Des débats vraiment faux ou faussement vrais. Réflexions sur les « débats télévisés », par Pierre Bourdieu

Source : LMSI.net, Pierre Bourdieu, 25-01-2019
Alors qu’Emmanuel Macron lance un grand « débat » en guise de réponse au mouvement des gilets jaunes, il nous a semblé utile de reproduire ce texte paru dans Sur la télévision, et consacré aux « débats de société » tels que les médias audiovisuels les conçoivent et les mettent en scène. Certains des « invités permanents » (et notamment Luc Ferry et Alain Finkielkraut…) sont, vingt ans après, hélas les mêmes que ceux qu’évoque Pierre Bourdieu. Mais ce qui a hélas encore moins changé, c’est la structure et la scénographie de ces débats doublement « faux » : par leur objet (des faux problèmes, ou pire : des vrais problèmes mal posés) et par leurs dispositifs de verrouillage de la parole… auxquels s’ajoutent désormais les milliers de policiers mobilisés à chaque moment de ce « grand débat national ».
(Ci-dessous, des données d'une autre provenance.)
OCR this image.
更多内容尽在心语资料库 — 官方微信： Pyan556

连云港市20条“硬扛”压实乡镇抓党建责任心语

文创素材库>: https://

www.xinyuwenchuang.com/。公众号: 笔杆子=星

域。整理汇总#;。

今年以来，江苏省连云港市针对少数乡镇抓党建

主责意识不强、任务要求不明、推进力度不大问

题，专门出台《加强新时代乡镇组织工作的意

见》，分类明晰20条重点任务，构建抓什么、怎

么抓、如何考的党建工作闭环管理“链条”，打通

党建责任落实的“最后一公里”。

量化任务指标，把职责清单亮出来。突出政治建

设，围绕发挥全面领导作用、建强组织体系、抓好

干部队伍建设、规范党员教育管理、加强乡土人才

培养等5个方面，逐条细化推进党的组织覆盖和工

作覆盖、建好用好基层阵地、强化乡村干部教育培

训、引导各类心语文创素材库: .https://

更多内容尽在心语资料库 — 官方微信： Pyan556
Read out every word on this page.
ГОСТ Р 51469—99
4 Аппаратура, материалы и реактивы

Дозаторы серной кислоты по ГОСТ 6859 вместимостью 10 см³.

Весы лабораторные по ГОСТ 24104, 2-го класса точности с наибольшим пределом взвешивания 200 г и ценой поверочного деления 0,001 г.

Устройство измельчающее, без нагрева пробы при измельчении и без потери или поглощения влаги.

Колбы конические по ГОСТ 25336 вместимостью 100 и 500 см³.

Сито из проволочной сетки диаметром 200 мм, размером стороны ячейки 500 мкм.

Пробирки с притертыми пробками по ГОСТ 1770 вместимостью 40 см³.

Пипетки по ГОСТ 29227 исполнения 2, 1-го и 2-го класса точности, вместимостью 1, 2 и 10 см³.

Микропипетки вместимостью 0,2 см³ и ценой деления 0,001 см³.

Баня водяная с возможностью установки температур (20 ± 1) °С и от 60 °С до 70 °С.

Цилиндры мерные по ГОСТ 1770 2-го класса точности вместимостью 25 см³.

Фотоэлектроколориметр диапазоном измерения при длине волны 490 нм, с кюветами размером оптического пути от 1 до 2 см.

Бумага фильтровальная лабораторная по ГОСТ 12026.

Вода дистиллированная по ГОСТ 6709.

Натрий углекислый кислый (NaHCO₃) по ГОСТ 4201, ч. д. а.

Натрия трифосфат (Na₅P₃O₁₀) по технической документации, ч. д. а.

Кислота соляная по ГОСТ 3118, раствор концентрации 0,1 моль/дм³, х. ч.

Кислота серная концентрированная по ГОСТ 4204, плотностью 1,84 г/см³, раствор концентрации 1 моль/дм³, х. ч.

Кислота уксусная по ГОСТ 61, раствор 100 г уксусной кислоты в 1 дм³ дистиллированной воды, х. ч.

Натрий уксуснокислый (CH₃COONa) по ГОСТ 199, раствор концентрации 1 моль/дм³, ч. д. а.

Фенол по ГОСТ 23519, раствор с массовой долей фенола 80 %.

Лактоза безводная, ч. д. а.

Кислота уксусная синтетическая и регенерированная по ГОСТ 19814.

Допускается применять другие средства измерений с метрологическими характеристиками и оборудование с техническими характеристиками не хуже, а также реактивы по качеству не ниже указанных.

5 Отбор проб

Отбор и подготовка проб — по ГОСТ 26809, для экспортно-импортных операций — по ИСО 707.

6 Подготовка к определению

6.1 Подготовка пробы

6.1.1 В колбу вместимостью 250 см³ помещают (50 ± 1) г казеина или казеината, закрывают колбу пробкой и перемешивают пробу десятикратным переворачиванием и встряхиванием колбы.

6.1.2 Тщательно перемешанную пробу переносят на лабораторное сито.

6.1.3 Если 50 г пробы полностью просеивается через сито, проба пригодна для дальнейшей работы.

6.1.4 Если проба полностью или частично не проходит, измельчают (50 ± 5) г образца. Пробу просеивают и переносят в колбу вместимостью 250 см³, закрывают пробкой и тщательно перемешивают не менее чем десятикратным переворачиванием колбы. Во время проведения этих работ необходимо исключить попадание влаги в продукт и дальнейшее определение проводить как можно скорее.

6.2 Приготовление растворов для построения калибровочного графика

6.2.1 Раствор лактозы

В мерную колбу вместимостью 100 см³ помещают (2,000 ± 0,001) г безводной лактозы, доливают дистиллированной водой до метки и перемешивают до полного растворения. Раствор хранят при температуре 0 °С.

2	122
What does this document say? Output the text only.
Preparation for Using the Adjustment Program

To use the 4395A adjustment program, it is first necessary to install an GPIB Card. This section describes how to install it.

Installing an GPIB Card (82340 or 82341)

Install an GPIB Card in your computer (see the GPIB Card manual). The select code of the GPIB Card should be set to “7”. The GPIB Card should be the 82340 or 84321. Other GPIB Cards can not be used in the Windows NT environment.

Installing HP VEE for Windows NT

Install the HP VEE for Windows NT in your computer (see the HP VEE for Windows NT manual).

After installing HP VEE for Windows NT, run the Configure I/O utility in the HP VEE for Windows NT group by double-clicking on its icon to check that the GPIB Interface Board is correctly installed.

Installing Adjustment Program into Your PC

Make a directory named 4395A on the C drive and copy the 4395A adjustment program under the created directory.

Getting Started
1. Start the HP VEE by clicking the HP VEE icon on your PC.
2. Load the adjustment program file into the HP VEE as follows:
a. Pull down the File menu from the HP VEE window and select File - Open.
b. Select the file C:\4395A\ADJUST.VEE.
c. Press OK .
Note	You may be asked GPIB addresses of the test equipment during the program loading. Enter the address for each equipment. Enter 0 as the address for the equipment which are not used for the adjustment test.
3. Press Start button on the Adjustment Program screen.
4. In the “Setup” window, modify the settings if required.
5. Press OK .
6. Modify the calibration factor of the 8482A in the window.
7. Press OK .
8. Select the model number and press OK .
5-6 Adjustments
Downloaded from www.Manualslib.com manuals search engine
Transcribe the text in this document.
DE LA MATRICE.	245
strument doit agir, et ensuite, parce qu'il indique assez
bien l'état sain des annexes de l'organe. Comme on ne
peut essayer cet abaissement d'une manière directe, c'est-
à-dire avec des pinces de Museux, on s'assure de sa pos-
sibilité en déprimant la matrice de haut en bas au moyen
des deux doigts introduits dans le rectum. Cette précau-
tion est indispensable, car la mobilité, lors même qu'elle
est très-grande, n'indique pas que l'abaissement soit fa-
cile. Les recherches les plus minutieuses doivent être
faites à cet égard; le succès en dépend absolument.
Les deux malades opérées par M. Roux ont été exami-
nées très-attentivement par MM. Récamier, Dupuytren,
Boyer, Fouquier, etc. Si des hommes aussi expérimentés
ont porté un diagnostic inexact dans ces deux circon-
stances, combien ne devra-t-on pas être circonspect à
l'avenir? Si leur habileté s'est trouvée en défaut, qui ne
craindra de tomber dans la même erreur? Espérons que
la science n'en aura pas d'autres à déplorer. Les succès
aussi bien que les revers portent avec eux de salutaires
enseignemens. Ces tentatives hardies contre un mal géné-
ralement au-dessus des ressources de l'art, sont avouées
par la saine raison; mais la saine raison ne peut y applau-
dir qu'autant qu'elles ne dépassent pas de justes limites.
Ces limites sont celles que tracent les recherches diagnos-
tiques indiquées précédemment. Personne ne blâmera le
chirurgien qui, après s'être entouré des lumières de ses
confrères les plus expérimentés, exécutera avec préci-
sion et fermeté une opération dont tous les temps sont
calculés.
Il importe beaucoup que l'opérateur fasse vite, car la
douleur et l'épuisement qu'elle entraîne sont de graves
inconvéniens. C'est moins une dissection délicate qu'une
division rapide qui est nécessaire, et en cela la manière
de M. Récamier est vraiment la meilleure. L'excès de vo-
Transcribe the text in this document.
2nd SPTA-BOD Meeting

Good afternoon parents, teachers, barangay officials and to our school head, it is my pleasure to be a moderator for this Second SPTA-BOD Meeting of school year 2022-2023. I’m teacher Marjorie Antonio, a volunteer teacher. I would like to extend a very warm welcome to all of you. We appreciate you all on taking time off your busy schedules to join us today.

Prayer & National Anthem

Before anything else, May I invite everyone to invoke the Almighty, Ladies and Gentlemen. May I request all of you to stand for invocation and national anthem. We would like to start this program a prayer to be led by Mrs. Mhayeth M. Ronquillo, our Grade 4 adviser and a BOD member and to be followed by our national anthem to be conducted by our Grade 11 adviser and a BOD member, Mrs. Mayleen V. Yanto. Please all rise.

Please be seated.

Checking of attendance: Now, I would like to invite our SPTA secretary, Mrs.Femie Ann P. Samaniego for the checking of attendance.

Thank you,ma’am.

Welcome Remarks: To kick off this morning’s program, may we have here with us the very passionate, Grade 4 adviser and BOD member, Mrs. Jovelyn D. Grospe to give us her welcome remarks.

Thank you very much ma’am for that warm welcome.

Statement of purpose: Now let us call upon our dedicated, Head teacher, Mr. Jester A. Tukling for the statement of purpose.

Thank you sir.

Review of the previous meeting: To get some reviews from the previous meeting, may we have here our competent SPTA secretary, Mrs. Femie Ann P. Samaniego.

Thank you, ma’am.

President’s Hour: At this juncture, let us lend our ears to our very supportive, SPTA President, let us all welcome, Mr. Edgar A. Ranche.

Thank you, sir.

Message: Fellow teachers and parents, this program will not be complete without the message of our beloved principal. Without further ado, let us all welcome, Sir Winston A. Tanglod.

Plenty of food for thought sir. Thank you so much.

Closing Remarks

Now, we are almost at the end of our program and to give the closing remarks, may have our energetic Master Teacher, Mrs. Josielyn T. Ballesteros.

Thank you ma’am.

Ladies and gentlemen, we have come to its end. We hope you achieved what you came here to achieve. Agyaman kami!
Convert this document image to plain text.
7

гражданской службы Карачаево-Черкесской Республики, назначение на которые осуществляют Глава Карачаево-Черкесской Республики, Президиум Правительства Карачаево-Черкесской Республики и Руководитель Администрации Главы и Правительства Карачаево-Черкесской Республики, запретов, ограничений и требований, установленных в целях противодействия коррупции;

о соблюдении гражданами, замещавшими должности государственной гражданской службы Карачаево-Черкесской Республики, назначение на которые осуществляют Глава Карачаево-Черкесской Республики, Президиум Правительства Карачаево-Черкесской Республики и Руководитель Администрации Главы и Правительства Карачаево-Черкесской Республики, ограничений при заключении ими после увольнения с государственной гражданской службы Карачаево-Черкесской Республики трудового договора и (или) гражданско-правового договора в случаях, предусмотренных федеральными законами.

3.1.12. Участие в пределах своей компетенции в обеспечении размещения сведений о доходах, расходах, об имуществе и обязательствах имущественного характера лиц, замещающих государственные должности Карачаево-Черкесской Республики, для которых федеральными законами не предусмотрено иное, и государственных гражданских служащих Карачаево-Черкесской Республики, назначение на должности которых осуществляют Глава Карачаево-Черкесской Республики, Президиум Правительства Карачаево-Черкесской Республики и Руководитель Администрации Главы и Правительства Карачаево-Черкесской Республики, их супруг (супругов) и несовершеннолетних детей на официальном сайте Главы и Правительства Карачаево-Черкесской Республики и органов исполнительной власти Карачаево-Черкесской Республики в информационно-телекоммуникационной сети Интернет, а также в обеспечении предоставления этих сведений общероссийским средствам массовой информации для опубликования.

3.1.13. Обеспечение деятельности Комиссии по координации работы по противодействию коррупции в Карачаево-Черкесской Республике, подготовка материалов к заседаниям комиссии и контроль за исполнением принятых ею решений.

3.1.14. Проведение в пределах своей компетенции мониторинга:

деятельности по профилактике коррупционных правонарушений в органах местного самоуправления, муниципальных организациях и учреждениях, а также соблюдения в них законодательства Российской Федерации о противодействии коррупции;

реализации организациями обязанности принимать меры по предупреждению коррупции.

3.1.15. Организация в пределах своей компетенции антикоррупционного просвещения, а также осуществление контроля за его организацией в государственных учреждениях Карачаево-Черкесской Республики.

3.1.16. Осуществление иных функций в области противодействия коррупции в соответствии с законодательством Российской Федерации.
Il y a d’abord les débats vraiment faux, qu’on reconnaît tout de suite comme tels. Quand vous voyez, à la télévision, Alain Minc et Attali, Alain Minc et Sorman, Ferry et Finkielkraut, Julliard et Imbert…, ce sont des compères. (Aux États-Unis, il y a des gens qui gagnent leur vie en allant de fac en fac faire des duos de ce type…). Ce sont des gens qui se connaissent, qui déjeunent ensemble, qui dînent ensemble. Lisez le journal de Jacques Julliard, L’Année des dupes, qui est paru au Seuil cette année [1], vous verrez comment ça marche.